Discovering Objects of Use
Text by Petch Kingchatchaval
Hand-dipped beeswax candles made in Cumbria. Japanese Akebi vine baskets that keep fruit wonderfully fresh. Pine-tar soap made on the west coast of Finland that smells subtly of woodsmoke when lathered. These are just a few of the items you might stumble across on a visit to Objects of Use.
Born out of a deep reverence for time-honored traditions and the items that make up our everyday rituals, Objects of Use is a shop that sells enduring household tools and functional objects in Oxford. Its cheerful storefront is located just a few minutes away from the Radcliffe Camera and the historic Covered Market — two of the area’s most famous landmarks — but its thoughtfully sourced goods are also available online, for those who are unable to make the trip to Market Street.
Though Objects of Use has been described as a modern-day hardware store, it is a far cry from the cavernous warehouses that stock aisles of plywood and power drills. Instead, its owners Hazel Rattigan and Alexis Dexter curate practical items that help people to slow down and enjoy their daily rituals. “We believe that having the right tool for the job vastly improves the experience of completing our daily tasks,” explains the duo. At Objects of Use, these tools are lovingly referred to as everyday archetypes — “items that have been made in the same way, by the same people, for a long time.”
The pair opened their shop over twelve years ago, approaching the project with combined expertise honed through careers in graphic design and fine art. Dexter studied fine art at Goldsmiths and Oxford and created sculptures and furniture, working with acclaimed figures like architect Zaha Hadid and artist Rachel Whiteread. Rattigan, on the other hand, pursued design at Central Saint Martins and the Royal College of Art and went on to establish her own design studio.

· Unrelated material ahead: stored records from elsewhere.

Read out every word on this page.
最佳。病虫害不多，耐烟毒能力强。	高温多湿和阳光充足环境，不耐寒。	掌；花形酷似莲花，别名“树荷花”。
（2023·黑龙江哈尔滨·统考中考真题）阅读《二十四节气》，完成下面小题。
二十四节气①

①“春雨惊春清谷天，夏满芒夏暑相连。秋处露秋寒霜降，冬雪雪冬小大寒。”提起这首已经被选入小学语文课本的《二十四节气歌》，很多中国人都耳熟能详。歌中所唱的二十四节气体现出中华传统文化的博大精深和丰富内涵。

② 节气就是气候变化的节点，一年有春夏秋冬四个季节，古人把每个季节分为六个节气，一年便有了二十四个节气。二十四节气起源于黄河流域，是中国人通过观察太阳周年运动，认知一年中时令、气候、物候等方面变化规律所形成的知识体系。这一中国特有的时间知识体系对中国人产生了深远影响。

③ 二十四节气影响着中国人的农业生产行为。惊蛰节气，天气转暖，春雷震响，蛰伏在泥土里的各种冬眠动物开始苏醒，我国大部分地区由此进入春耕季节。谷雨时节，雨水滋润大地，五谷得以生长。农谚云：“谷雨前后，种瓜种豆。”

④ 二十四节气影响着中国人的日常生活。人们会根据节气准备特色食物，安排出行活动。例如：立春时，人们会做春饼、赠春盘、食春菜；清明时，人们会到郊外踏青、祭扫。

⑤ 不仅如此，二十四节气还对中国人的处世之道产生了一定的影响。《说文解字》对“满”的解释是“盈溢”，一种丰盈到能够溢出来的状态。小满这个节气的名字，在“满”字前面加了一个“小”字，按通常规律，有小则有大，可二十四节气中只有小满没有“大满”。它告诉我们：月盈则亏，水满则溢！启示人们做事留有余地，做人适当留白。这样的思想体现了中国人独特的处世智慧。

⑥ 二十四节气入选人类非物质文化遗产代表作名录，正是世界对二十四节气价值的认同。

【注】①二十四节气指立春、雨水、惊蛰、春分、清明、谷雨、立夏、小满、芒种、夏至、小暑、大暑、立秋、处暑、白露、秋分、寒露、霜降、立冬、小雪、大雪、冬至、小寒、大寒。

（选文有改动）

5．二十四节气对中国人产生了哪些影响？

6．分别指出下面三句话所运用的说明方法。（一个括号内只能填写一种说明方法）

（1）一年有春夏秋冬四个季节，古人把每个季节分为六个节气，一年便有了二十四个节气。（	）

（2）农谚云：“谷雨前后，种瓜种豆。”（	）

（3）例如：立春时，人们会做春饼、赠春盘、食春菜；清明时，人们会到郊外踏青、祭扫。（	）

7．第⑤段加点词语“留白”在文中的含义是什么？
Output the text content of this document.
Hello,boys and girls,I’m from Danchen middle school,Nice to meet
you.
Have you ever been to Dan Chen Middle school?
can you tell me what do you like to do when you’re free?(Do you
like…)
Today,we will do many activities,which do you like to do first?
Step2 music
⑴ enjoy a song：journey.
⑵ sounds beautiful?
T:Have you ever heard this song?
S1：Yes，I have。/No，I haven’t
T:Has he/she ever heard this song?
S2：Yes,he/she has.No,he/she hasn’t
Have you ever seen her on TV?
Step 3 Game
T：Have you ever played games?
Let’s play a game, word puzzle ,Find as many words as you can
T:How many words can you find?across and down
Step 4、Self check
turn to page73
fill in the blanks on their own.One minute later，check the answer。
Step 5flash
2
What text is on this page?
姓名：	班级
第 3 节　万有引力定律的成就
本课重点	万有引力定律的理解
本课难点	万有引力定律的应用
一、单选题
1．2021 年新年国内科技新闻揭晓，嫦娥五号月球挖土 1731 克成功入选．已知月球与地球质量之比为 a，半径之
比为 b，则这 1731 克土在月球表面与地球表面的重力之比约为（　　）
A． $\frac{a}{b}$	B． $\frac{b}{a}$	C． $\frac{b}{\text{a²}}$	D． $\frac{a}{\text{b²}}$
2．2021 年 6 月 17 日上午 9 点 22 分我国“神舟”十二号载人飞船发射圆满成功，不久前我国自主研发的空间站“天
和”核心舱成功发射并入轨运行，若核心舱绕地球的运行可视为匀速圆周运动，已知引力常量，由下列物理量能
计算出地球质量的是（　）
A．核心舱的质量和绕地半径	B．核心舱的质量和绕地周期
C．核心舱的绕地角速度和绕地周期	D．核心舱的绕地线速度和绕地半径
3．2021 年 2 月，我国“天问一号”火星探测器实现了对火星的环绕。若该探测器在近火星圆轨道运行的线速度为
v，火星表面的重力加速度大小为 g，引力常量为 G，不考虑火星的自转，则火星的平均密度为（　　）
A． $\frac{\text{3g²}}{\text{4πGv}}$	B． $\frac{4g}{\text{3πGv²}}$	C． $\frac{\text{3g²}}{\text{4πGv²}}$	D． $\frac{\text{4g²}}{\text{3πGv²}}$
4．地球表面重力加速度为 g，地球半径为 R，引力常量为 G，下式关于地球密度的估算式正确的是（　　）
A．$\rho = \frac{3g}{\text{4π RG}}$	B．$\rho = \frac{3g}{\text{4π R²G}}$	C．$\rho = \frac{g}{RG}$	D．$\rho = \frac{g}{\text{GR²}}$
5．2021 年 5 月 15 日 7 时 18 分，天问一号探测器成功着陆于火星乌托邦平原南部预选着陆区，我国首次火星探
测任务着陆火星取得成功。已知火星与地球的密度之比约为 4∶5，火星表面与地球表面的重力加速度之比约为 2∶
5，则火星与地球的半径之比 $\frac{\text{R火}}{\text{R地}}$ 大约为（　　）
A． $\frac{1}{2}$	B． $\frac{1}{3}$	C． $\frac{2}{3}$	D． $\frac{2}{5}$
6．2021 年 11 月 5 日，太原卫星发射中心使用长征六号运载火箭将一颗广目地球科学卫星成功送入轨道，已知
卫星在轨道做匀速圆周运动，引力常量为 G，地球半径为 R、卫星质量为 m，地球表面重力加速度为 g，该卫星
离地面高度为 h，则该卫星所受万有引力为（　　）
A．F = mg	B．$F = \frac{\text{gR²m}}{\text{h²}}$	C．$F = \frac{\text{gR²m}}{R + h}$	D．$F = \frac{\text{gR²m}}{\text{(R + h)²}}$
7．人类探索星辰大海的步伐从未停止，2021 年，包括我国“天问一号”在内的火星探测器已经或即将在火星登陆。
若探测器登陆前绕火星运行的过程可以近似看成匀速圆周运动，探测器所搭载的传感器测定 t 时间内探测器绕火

Their creative backgrounds greatly informed the direction of Objects of Use, and this influence can still be seen in the store today. There is an artfulness to the selection of items on offer — they are highly functional, yet still retain an irresistible sense of wonder and play. From German goat hair brushes designed to make quick work of dusting, to Swedish bootjacks shaped like stag beetles, these objects are sourced from all across the world as well as closer to home, with many British items also lining the shelves. The owners have traveled to meet the makers of their wares in person, hopping on flights that took them to workshops in Hokkaido, Tokyo and Kyushu. But they also travel virtually, using Google Translate to communicate with makers across language barriers.
Beyond the usefulness of their products, Dexter and Rattigan aim to impart knowledge through Objects of Use — to foster an appreciation for handmade processes, natural materials, and the locale-specific cultures that led to their invention. “We’re really into the idea of evolved and vernacular products — things that don’t have one single designer but have developed through generations to become the best version of themselves,” says Rattigan. “These are proven designs that are completely rooted in the place they’re from.”
The store champions sustainability and considered consumption, a philosophy that is the very antithesis of our prevailing throwaway culture. The items they sell are made with low-impact methods and materials, and built to last or even improve with age. There is a preciousness to this approach — these are tools to be bought once and then treasured for a long time. True to their name, Objects of Use is in the business of selling things that help to make life more beautiful.